Babies and changes in poly
When someone in a happy poly tangle has a new baby, I think we can all agree that it affects the relationships involved. If you have input on one or more of the thoughts below, please share!
If you've had a baby while ID'ing as poly...
Did you take a break from relationships that weren't with your co-parent? If so, for how long? Do you feel like that was the best choice, looking back?
If not, how, if at all, did your relationships with partners other than your co-parent change? Did you slow down, or did it spur you to get closer faster? If yes to either, why? Did your other partners also help parent, or at least take an active role with the baby? How did that affect your relationship(s) with them?
Did your co-parent's outlook on poly change, and, if so, how did that impact your life?
For people who've been partnered to folks who've had a baby with another partner...
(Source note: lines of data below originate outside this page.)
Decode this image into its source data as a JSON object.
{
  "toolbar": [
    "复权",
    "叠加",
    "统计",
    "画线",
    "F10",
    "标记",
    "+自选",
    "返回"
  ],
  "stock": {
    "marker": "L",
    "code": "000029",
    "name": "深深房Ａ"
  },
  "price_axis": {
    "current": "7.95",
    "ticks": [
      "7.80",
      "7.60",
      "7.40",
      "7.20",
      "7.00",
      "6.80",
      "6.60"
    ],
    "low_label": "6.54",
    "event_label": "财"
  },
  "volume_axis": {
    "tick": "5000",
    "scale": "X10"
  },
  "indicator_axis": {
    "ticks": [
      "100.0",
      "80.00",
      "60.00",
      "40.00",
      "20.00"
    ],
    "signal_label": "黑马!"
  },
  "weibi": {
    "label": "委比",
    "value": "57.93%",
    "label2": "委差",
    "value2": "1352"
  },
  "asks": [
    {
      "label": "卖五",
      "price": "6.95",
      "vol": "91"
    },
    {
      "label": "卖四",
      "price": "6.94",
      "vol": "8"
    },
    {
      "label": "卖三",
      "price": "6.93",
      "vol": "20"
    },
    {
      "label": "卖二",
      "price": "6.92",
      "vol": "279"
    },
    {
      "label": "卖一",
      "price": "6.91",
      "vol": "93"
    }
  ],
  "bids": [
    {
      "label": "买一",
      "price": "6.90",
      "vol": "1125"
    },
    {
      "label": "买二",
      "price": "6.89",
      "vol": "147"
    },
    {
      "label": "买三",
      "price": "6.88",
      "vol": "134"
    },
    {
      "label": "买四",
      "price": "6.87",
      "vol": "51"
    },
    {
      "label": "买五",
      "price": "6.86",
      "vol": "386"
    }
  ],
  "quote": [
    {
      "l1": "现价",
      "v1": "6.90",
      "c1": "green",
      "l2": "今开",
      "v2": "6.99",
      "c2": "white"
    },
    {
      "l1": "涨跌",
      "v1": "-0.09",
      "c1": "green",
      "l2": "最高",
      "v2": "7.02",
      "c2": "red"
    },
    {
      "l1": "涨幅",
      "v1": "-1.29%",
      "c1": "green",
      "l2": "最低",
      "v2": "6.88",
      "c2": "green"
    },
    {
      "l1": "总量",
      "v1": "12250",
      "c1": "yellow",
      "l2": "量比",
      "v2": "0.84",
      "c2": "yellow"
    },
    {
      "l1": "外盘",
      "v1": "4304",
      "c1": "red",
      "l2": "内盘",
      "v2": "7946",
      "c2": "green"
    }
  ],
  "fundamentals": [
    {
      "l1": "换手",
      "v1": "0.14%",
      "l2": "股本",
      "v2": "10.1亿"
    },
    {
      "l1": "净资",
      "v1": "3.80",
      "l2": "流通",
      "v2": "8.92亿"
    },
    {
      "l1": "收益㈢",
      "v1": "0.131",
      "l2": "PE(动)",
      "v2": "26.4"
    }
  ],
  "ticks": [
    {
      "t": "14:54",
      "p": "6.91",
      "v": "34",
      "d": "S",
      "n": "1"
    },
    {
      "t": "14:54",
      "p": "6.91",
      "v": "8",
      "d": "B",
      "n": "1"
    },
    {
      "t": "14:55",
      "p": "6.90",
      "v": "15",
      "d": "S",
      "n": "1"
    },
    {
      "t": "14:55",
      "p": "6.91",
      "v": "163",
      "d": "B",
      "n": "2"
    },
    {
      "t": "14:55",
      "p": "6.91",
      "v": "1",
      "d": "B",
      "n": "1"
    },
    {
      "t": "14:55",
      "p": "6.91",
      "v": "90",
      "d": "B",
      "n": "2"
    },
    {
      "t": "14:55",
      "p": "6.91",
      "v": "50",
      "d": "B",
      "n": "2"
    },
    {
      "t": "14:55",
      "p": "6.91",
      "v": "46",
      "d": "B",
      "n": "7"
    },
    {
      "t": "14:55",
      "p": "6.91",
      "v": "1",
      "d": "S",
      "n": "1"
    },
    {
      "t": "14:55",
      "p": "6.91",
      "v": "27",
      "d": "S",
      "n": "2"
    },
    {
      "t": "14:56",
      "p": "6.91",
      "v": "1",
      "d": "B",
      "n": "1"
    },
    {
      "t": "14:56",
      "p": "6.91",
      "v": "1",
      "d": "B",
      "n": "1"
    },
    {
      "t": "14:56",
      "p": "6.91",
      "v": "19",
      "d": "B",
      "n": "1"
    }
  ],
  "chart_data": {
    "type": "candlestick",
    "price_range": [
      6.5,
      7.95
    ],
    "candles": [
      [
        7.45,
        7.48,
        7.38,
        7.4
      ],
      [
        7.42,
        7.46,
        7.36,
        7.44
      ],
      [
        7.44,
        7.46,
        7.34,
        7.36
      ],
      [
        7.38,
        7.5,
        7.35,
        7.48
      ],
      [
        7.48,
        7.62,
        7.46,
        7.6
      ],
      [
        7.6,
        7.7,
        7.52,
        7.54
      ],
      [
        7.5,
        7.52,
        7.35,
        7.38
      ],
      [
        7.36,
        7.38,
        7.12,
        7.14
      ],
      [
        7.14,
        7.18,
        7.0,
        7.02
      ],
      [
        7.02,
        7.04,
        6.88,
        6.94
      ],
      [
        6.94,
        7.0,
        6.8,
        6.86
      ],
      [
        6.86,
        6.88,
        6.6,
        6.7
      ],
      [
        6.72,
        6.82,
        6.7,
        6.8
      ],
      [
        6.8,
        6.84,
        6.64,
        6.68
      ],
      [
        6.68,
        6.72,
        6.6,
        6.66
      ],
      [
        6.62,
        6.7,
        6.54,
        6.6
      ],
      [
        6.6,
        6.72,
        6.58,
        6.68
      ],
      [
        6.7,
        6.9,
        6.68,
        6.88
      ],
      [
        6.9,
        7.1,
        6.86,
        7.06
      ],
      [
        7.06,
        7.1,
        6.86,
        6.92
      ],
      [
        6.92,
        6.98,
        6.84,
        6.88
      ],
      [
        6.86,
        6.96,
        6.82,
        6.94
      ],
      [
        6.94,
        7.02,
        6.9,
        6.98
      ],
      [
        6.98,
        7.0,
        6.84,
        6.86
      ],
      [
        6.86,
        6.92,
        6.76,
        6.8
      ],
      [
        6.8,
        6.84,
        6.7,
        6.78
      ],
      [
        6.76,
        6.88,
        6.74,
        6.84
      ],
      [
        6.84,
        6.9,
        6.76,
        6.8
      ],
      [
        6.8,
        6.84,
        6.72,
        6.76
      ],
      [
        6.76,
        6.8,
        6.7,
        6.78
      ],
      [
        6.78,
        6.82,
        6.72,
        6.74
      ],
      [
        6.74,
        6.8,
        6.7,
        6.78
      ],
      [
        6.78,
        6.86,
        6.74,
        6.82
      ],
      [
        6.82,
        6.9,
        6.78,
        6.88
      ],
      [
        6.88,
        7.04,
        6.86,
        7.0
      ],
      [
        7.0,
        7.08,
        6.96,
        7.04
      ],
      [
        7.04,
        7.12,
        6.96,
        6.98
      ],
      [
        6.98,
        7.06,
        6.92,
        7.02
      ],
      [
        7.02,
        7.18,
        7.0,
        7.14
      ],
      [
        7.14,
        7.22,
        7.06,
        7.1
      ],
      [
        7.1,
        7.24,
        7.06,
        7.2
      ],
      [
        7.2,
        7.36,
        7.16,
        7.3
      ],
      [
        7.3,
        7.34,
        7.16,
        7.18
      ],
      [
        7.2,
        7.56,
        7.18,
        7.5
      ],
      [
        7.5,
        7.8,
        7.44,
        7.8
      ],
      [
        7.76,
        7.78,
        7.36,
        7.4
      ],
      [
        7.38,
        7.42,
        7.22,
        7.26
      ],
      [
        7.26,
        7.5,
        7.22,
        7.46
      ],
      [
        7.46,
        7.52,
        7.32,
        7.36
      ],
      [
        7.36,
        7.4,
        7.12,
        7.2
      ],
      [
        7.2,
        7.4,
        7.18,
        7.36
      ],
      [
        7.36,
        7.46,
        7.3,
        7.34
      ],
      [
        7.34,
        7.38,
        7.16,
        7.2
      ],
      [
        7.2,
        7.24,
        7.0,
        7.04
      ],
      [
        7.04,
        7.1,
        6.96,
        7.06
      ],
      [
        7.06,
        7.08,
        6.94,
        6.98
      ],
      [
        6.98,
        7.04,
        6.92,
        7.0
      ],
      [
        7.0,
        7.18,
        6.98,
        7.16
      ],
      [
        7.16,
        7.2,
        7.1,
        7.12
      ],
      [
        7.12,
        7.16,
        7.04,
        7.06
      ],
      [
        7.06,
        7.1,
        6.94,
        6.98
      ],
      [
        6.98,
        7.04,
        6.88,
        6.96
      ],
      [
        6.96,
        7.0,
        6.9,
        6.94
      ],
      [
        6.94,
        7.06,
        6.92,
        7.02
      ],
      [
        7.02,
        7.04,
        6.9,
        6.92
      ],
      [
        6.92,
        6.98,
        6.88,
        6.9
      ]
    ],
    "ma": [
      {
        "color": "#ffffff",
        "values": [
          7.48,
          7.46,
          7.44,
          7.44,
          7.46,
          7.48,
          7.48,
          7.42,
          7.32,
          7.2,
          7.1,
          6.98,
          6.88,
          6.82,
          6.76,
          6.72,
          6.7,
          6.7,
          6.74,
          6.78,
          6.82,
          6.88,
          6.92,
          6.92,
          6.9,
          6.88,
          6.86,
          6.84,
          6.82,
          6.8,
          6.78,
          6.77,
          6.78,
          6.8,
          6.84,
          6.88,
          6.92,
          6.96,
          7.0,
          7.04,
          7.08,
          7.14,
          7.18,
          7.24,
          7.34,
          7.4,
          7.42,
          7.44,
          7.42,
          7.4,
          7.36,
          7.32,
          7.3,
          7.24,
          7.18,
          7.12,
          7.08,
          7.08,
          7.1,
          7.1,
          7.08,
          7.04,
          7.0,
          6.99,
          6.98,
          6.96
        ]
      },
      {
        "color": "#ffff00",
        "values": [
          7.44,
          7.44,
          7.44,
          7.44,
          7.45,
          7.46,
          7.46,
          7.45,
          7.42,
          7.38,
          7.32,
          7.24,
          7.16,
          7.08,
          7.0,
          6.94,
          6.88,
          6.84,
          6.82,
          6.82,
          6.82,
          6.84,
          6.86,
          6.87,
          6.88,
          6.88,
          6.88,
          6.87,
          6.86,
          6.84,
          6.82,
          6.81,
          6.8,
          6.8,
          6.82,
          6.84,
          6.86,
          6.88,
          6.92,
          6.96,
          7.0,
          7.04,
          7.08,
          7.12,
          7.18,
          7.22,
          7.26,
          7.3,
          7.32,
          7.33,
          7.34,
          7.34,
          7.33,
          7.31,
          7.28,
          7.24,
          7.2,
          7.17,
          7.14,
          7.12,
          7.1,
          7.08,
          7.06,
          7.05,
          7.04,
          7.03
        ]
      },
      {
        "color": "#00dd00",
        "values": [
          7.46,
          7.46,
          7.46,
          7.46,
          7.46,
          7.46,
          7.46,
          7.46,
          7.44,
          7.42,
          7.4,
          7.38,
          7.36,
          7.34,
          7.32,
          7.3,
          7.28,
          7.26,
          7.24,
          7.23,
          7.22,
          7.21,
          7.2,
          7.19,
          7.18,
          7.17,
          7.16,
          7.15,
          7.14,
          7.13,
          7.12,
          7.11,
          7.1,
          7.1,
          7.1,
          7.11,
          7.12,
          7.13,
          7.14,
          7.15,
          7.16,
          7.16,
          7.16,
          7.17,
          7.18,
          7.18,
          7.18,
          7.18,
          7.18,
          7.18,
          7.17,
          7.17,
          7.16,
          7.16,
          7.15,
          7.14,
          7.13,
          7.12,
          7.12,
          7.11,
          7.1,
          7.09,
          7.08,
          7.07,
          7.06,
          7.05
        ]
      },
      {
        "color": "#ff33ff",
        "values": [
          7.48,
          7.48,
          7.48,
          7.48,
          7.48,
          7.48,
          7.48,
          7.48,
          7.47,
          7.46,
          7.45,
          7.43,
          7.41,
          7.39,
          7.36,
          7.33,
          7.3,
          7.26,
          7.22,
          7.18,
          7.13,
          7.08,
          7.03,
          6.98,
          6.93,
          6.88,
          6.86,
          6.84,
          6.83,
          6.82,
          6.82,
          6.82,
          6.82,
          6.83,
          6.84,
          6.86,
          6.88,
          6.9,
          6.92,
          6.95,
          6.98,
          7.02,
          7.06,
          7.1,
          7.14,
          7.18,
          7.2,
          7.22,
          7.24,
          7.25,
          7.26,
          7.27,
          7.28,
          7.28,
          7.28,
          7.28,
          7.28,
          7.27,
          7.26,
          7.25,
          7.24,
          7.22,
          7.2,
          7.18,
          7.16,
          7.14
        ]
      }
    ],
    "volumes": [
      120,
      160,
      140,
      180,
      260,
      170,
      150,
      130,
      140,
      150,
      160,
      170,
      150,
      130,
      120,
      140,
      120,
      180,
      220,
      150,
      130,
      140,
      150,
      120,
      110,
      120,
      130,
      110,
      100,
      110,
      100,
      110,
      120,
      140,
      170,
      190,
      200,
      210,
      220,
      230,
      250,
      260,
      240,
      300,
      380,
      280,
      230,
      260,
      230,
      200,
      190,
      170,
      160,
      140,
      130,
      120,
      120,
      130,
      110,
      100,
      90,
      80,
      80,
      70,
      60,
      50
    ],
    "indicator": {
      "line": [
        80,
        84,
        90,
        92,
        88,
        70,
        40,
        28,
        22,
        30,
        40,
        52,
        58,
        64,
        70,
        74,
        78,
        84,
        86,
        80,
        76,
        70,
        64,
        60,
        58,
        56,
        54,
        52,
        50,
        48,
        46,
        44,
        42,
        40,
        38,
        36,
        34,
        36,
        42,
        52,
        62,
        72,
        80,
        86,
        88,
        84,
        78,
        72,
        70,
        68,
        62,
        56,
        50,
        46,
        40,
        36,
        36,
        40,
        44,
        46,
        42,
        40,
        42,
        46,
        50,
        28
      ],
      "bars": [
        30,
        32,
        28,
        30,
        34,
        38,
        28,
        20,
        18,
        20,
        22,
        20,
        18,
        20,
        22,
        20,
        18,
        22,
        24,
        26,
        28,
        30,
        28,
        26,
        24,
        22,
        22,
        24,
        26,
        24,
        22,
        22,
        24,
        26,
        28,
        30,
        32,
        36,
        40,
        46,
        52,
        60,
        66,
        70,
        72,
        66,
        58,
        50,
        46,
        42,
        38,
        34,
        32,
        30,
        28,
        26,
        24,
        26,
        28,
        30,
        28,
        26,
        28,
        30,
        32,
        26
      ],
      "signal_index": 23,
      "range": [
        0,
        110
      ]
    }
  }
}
Did you stay together? How did it change your relationship if at all? Did it change your views about parenting? Did you feel you had a special relationship to the child? If so, were there difficulties associated with loving a child not your own? What were the rewards? Would you do it again? If you and that partner broke up, did you maintain a relationship with the child?
Me, 30ish bi female, been doing solo poly for roughly 5 years. Gia, Clay, and Pike, my partners. Davis, ex/friend/"it's complicated." Eric, Gia's husband. Bee, Gia and Eric's toddler.